Top 10 trips for that frontier feeling

Set yourself a challenge, meet a remote tribe, do something different – there are still opens for would-be pioneers

  1. Plymouth-Dakar Rally – buy an old banger and attempt to drive it through Europe to Africa, negotiating the Spanish hinterland, Moroccan drivers and Saharan sands en route to Senegal.
  2. Omo Valley, Ethiopia – meet the remote tribes of this little-visited region of Africa, where women wear clay lip plates and men jump over cattle. Eye-opening and unique.
  3. Amazon Basin – wild trip opportunities abound: make an easy cruise from one of the big hubs in Brazil and Peru, or mount an exploration of the vast region’s remoter tributaries.
  4. Everest Base Camp, Nepal – hike in the footsteps of Edmund Hillary on the route to the foot of the planet's highest mountain. You won't be alone (this is now a popular trail), but the sense of scale and significance is still strong.
  5. East Timor – explore the forests and beaches of one of Asia’s newest countries, where tourists are few and far between.
  6. Antarctica – board an icebreaker and set sail for the untouched bays and bergs of the White Continent to feel like an ancient mariner. More travellers are visiting these days – but they're still massively outnumbered by penguins.
  7. Rickshaw Rally, India – brace yourself for a hair-raising ride: negotiate the roads of India in a flimsy three-wheeler on an alternative rally race (arranged throughout the year), where you self-drive a rickshaw across the subcontinent.

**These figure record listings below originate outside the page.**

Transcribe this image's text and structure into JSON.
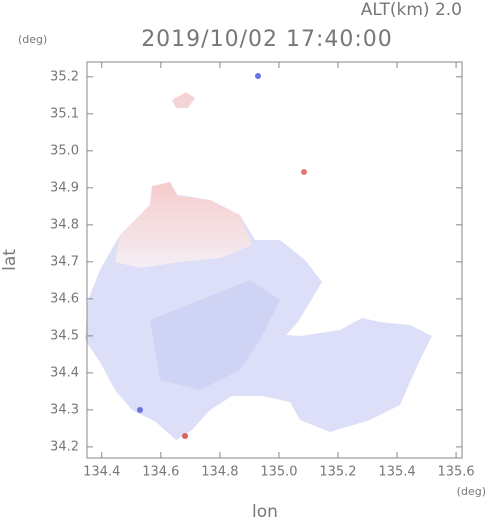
{
  "chart_data": {
    "type": "field",
    "title": "2019/10/02 17:40:00",
    "subtitle": "ALT(km) 2.0",
    "x_label": "lon",
    "y_label": "lat",
    "x_unit": "(deg)",
    "y_unit": "(deg)",
    "xlim": [
      134.35,
      135.62
    ],
    "xticks": [
      134.4,
      134.6,
      134.8,
      {
        "value": 135.0,
        "label": "135.0"
      },
      135.2,
      135.4,
      135.6
    ],
    "ylim": [
      34.17,
      35.24
    ],
    "yticks": [
      34.2,
      34.3,
      34.4,
      34.5,
      34.6,
      34.7,
      34.8,
      34.9,
      {
        "value": 35.0,
        "label": "35.0"
      },
      35.1,
      35.2
    ]
  }
}
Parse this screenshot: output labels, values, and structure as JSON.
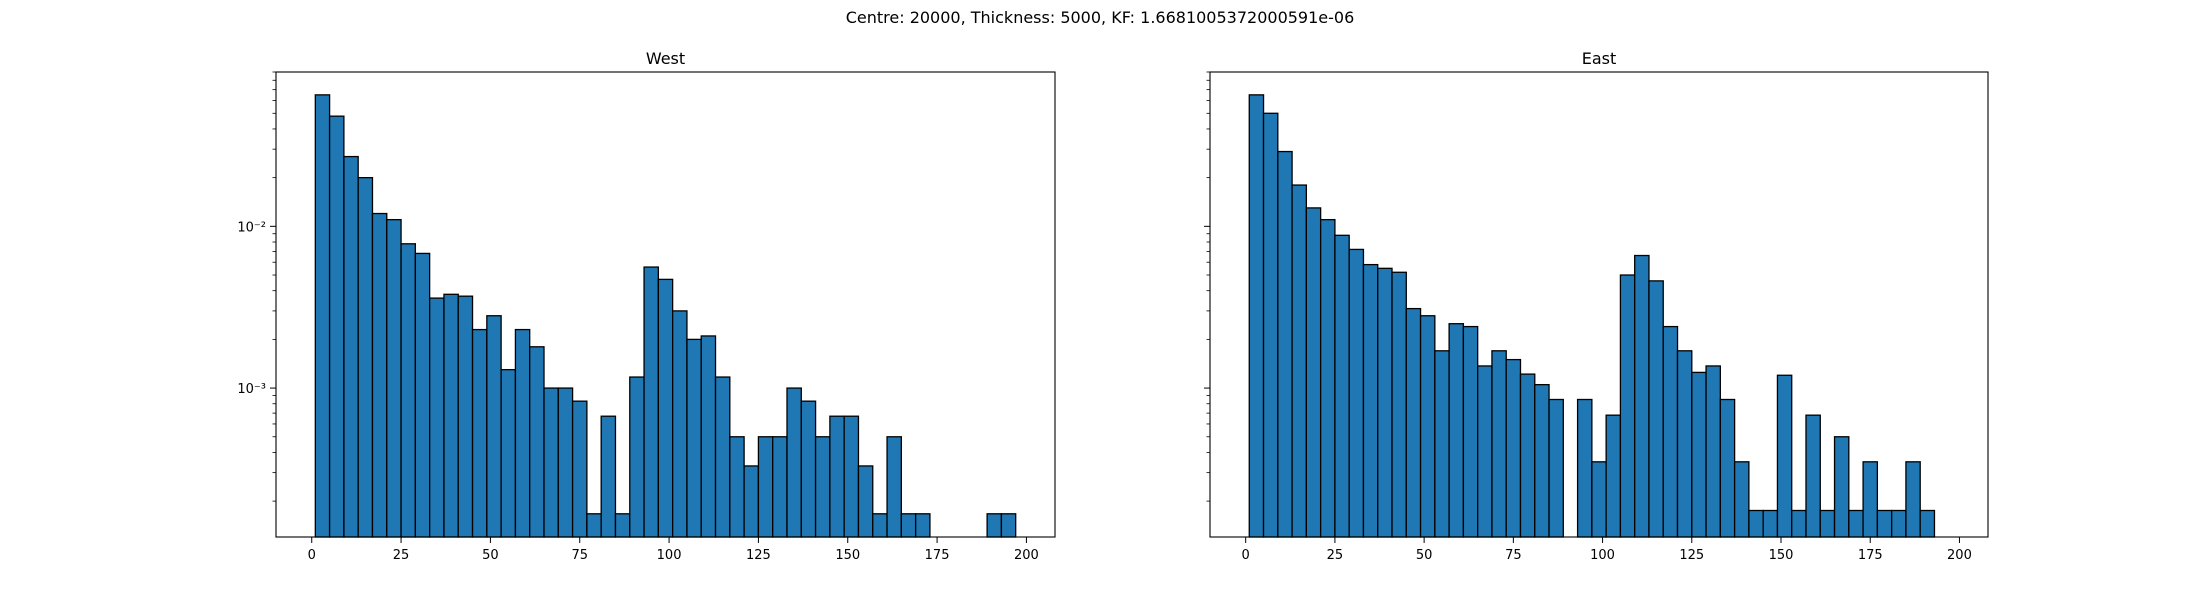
{
  "suptitle": "Centre: 20000, Thickness: 5000, KF: 1.6681005372000591e-06",
  "chart_data": [
    {
      "type": "bar",
      "title": "West",
      "xlabel": "",
      "ylabel": "",
      "yscale": "log",
      "xlim": [
        -10,
        208
      ],
      "ylim": [
        0.00012,
        0.09
      ],
      "xticks": [
        0,
        25,
        50,
        75,
        100,
        125,
        150,
        175,
        200
      ],
      "yticks": [
        {
          "value": 0.01,
          "label": "10⁻²"
        },
        {
          "value": 0.001,
          "label": "10⁻³"
        }
      ],
      "bar_color": "#1f77b4",
      "bin_width": 4.0,
      "bins_start": [
        1,
        5,
        9,
        13,
        17,
        21,
        25,
        29,
        33,
        37,
        41,
        45,
        49,
        53,
        57,
        61,
        65,
        69,
        73,
        77,
        81,
        85,
        89,
        93,
        97,
        101,
        105,
        109,
        113,
        117,
        121,
        125,
        129,
        133,
        137,
        141,
        145,
        149,
        153,
        157,
        161,
        165,
        169,
        173,
        177,
        181,
        185,
        189,
        193,
        197
      ],
      "values": [
        0.065,
        0.048,
        0.027,
        0.02,
        0.012,
        0.011,
        0.0078,
        0.0068,
        0.0036,
        0.0038,
        0.0037,
        0.0023,
        0.0028,
        0.0013,
        0.0023,
        0.0018,
        0.001,
        0.001,
        0.00083,
        0.000167,
        0.00067,
        0.000167,
        0.00117,
        0.0056,
        0.0047,
        0.003,
        0.002,
        0.0021,
        0.00117,
        0.0005,
        0.00033,
        0.0005,
        0.0005,
        0.001,
        0.00083,
        0.0005,
        0.00067,
        0.00067,
        0.00033,
        0.000167,
        0.0005,
        0.000167,
        0.000167,
        0,
        0,
        0,
        0,
        0.000167,
        0.000167,
        0
      ]
    },
    {
      "type": "bar",
      "title": "East",
      "xlabel": "",
      "ylabel": "",
      "yscale": "log",
      "xlim": [
        -10,
        208
      ],
      "ylim": [
        0.00012,
        0.09
      ],
      "xticks": [
        0,
        25,
        50,
        75,
        100,
        125,
        150,
        175,
        200
      ],
      "yticks": [
        {
          "value": 0.01,
          "label": ""
        },
        {
          "value": 0.001,
          "label": ""
        }
      ],
      "bar_color": "#1f77b4",
      "bin_width": 4.0,
      "bins_start": [
        1,
        5,
        9,
        13,
        17,
        21,
        25,
        29,
        33,
        37,
        41,
        45,
        49,
        53,
        57,
        61,
        65,
        69,
        73,
        77,
        81,
        85,
        89,
        93,
        97,
        101,
        105,
        109,
        113,
        117,
        121,
        125,
        129,
        133,
        137,
        141,
        145,
        149,
        153,
        157,
        161,
        165,
        169,
        173,
        177,
        181,
        185,
        189,
        193,
        197
      ],
      "values": [
        0.065,
        0.05,
        0.029,
        0.018,
        0.013,
        0.011,
        0.0088,
        0.0072,
        0.0058,
        0.0055,
        0.0052,
        0.0031,
        0.0028,
        0.0017,
        0.0025,
        0.0024,
        0.00137,
        0.0017,
        0.0015,
        0.00122,
        0.00105,
        0.00085,
        0,
        0.00085,
        0.00035,
        0.00068,
        0.005,
        0.0066,
        0.0046,
        0.0024,
        0.0017,
        0.00125,
        0.00137,
        0.00085,
        0.00035,
        0.000175,
        0.000175,
        0.0012,
        0.000175,
        0.00068,
        0.000175,
        0.0005,
        0.000175,
        0.00035,
        0.000175,
        0.000175,
        0.00035,
        0.000175,
        0,
        0
      ]
    }
  ]
}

  8. Go overland in Africa – explore the continent in a sturdy truck (many tour operators offer tantalising, six-month-long itineraries) to link remote centres such as Timbuktu (Mali) and Ouagadougou (Burkina Faso) with Nairobi (Kenya) and Cape Town (South Africa).
  9. Mount Roraima, Venezuela – climb this tepui (flat-topped peak), a Lost World that was the inspiration behind Conan Doyle’s atmospheric novel, and is home to unique wildlife
  10. Komodo Island, Indonesia – meet living dragons (which grow up to 3m long) on the sun-soaked islands of Indonesia; while you're there dive with manta rays and look out for megapodes birds.